8. 8. Plaid Cymru Debate: Brexit and the National Assembly for Wales

Part of the debate – in the Senedd at 4:51 pm on 21 June 2017.

Alert me about debates like this

Photo of Adam Price Adam Price Plaid Cymru 4:51, 21 June 2017

I don’t want to detain people on this point, because I think Steffan Lewis set it out very admirably. I almost feel as if I am in an ‘Alice in Wonderland’ moment here, you know, when I hear mature politicians actually refusing to accept the term that everyone else in the world uses, including European Union officials and including the Institute for Fiscal Studies. Actually, Full Fact, which did a laudable service during the election campaign, catching politicians out when they’re economical with the old actualité—they even said, ‘Yes, single market membership does exist. It is this—’. The single market is a binary—you’re either in it or you’re outside of it, and that is the issue. You can choose your own language, if you like. There, we were charitable, in Plaid Cymru, in coming up with this term that nobody else uses, by the way—’participation in the single market’—but what you can’t say is that single market membership doesn’t exist, because the entire rest of the world calls it that.

Let’s get back to the core—[Interruption.] Even Stephen Kinnock uses ‘single market membership’—you want to have a word with him. Let’s get back to the core point of the third paragraph of this motion, which is the voice of Wales. If there are going to be trade deals, who’s going to be listening to us? Of course, we have to contrast our situation with the situation that the Walloon Parliament was in—a member of the comprehensive economic trade agreement between Canada and the European Union. Of course, they were holding it up because of some concerns that they had back in February. What people may not realise is, actually, the same process has been followed in Canada, and it’s only in the last week that CETA has been ratified in Canada, because it had to go to every single province and territory, and Quebec was the last province to support it.

The same principle applies in Australia—the Singapore-Australia free trade agreement, for example, and the provision of mutual recognition of goods between Australia and New Zealand. All of the territories—the states and territories—of Australia had to agree to those agreements, and that’s despite the fact that section 92 of the constitution of Australia refers to ‘trade, commerce and intercourse’ between the states being ‘absolutely free’.

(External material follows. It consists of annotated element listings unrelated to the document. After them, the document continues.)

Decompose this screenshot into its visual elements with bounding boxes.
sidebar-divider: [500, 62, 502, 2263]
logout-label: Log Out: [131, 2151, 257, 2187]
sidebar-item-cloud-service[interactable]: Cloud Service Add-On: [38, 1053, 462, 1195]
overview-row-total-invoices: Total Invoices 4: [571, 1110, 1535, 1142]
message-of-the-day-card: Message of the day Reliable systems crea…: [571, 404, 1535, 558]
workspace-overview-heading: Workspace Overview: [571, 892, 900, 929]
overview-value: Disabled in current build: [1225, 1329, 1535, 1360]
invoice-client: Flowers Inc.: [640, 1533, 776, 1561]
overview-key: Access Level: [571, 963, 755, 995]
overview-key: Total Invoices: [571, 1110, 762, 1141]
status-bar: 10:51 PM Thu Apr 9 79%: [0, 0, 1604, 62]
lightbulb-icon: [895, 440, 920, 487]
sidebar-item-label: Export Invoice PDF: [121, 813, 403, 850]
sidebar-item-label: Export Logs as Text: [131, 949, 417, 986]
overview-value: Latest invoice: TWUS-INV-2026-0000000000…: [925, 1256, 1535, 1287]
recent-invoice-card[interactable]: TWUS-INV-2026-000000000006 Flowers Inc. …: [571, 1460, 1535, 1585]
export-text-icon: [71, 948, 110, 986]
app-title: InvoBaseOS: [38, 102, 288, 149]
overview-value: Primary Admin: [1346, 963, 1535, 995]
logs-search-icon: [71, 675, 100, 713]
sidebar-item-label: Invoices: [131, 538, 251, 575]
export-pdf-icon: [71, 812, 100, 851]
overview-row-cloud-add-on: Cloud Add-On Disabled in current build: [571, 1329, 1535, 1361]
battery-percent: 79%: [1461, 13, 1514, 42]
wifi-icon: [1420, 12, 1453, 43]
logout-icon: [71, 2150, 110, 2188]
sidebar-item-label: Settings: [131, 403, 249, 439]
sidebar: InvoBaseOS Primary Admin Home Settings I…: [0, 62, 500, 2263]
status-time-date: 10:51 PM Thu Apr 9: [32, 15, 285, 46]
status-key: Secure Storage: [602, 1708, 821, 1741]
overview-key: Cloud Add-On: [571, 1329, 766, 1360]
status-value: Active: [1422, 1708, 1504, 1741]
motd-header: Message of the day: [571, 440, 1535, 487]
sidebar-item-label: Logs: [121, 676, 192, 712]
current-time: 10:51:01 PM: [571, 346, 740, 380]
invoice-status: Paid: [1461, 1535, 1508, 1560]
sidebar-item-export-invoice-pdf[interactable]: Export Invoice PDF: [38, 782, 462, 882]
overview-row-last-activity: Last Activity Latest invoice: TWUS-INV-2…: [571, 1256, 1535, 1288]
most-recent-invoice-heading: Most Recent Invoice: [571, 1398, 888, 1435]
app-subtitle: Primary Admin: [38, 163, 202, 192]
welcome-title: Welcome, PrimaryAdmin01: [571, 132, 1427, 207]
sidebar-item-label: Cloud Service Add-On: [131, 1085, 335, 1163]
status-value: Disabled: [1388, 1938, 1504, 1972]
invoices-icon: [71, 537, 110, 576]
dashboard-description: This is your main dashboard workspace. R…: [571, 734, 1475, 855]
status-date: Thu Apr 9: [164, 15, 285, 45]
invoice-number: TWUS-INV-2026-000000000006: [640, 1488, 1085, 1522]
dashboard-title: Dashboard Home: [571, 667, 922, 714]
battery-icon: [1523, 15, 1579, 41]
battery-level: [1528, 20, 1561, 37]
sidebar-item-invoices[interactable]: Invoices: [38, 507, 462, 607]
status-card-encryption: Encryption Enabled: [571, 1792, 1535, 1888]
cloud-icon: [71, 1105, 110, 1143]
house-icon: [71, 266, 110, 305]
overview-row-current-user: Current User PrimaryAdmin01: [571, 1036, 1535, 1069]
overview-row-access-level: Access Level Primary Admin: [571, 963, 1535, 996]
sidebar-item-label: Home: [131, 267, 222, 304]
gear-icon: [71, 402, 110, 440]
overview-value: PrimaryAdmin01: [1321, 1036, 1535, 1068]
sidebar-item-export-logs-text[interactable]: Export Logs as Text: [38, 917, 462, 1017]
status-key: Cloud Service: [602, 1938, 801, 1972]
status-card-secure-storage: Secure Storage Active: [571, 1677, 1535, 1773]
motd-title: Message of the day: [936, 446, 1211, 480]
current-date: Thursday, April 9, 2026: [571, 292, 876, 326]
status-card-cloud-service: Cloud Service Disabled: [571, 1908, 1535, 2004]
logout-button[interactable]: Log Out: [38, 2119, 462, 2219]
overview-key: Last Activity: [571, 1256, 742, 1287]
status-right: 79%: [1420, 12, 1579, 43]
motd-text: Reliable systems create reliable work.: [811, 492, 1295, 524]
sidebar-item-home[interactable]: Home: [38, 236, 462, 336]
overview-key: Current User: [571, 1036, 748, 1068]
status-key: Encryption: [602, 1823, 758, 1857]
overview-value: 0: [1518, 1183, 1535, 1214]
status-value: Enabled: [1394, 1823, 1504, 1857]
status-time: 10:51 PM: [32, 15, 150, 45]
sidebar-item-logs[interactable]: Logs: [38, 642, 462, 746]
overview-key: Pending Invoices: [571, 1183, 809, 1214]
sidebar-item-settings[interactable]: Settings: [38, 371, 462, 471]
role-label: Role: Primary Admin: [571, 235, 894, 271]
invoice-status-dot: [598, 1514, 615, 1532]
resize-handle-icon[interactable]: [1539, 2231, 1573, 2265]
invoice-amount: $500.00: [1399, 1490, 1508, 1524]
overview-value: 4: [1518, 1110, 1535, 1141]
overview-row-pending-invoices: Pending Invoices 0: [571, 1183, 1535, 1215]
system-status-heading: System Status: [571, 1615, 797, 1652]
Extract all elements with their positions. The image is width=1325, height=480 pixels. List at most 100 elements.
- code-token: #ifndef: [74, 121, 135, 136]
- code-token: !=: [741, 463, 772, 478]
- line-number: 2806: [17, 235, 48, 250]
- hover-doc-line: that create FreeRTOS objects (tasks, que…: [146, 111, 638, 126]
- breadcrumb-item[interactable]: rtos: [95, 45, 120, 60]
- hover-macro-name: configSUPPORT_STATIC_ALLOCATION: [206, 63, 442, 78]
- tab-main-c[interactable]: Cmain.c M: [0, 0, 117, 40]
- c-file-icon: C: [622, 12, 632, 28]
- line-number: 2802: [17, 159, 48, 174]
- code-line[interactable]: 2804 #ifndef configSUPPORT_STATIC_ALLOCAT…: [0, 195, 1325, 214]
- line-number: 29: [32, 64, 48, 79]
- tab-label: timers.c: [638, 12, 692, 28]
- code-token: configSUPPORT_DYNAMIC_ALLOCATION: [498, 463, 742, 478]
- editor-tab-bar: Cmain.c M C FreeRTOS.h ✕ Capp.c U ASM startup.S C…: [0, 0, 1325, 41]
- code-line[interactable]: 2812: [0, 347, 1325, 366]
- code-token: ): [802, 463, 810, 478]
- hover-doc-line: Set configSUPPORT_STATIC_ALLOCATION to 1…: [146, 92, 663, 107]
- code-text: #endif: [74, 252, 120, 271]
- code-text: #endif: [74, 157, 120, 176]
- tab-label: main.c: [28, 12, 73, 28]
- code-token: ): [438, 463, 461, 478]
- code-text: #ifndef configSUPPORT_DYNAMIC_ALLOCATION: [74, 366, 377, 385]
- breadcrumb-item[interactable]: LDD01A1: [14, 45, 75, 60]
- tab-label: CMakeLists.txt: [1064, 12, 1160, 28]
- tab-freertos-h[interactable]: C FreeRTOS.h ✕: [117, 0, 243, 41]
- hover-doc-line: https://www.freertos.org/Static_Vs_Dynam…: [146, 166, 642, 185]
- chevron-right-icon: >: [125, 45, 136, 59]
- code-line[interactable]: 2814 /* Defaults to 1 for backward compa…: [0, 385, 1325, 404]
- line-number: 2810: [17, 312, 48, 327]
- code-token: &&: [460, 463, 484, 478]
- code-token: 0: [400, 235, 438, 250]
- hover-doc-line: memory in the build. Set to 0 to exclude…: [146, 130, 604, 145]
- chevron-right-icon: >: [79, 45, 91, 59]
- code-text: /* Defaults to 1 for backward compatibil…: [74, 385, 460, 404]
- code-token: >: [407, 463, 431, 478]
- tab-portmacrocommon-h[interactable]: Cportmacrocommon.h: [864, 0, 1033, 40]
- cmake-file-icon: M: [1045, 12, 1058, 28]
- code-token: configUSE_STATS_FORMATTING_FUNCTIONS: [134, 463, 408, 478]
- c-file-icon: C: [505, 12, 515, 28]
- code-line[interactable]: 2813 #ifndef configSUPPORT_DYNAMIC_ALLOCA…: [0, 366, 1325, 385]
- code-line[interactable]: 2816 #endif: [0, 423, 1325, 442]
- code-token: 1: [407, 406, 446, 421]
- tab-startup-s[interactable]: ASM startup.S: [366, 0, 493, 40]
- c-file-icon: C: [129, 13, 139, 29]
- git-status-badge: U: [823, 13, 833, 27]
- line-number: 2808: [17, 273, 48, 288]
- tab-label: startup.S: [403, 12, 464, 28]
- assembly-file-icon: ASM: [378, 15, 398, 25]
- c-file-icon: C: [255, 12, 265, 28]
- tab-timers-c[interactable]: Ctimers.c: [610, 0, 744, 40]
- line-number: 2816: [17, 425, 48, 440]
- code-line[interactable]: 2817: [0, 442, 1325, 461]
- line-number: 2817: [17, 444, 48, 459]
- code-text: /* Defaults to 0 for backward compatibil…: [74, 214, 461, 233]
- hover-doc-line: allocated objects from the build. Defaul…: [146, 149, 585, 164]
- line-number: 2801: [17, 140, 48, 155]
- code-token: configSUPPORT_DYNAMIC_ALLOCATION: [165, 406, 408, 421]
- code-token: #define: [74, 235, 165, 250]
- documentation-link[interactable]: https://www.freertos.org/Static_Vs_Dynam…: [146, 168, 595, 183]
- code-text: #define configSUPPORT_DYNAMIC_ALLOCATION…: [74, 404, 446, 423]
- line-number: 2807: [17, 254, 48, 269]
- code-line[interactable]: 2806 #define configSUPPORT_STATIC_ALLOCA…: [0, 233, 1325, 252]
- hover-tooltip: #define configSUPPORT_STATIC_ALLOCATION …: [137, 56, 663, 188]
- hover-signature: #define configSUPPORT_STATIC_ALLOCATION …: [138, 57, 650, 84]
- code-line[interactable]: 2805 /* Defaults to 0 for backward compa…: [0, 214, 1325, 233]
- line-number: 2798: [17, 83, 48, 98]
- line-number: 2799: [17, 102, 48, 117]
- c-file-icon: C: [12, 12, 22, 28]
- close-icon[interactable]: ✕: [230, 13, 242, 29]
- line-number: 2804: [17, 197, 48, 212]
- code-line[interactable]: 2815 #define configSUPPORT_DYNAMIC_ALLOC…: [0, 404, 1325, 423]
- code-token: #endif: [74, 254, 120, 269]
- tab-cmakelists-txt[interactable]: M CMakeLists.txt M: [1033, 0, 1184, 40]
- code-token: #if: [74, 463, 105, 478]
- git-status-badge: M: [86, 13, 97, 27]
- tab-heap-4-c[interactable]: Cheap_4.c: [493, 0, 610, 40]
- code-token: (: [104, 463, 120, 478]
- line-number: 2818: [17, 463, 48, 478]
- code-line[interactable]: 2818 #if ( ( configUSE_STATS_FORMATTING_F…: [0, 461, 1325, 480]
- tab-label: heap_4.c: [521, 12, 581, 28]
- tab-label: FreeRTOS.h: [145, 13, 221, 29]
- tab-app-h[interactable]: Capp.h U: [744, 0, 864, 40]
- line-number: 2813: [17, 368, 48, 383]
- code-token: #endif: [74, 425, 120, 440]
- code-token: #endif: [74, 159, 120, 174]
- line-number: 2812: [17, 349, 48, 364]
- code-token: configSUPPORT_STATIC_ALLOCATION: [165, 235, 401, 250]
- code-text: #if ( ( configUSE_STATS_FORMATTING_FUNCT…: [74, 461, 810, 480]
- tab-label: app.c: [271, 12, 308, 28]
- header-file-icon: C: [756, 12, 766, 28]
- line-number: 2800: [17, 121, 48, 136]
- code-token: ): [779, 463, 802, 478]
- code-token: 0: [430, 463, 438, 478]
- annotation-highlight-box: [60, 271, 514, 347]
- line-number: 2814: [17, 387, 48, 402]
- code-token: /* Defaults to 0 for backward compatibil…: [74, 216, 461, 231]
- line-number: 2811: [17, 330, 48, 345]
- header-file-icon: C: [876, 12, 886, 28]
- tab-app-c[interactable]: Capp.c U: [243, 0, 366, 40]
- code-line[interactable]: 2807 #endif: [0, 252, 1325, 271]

They recognise the importance, in a federal situation, of actually recognising the interests of those devolved state territories, and yet what we get from the UK Government at the moment is the promise of the return of the board of trade and Her Majesty’s trade commissioners—it’s back to the eighteenth century. I was almost wondering whether they’re going to bring back the East India Company as well.

I’m all for the politics of the united front, and this is a front where we have to join forces, because we cannot allow a situation where our legitimate and distinct economic interests are ignored by the centre.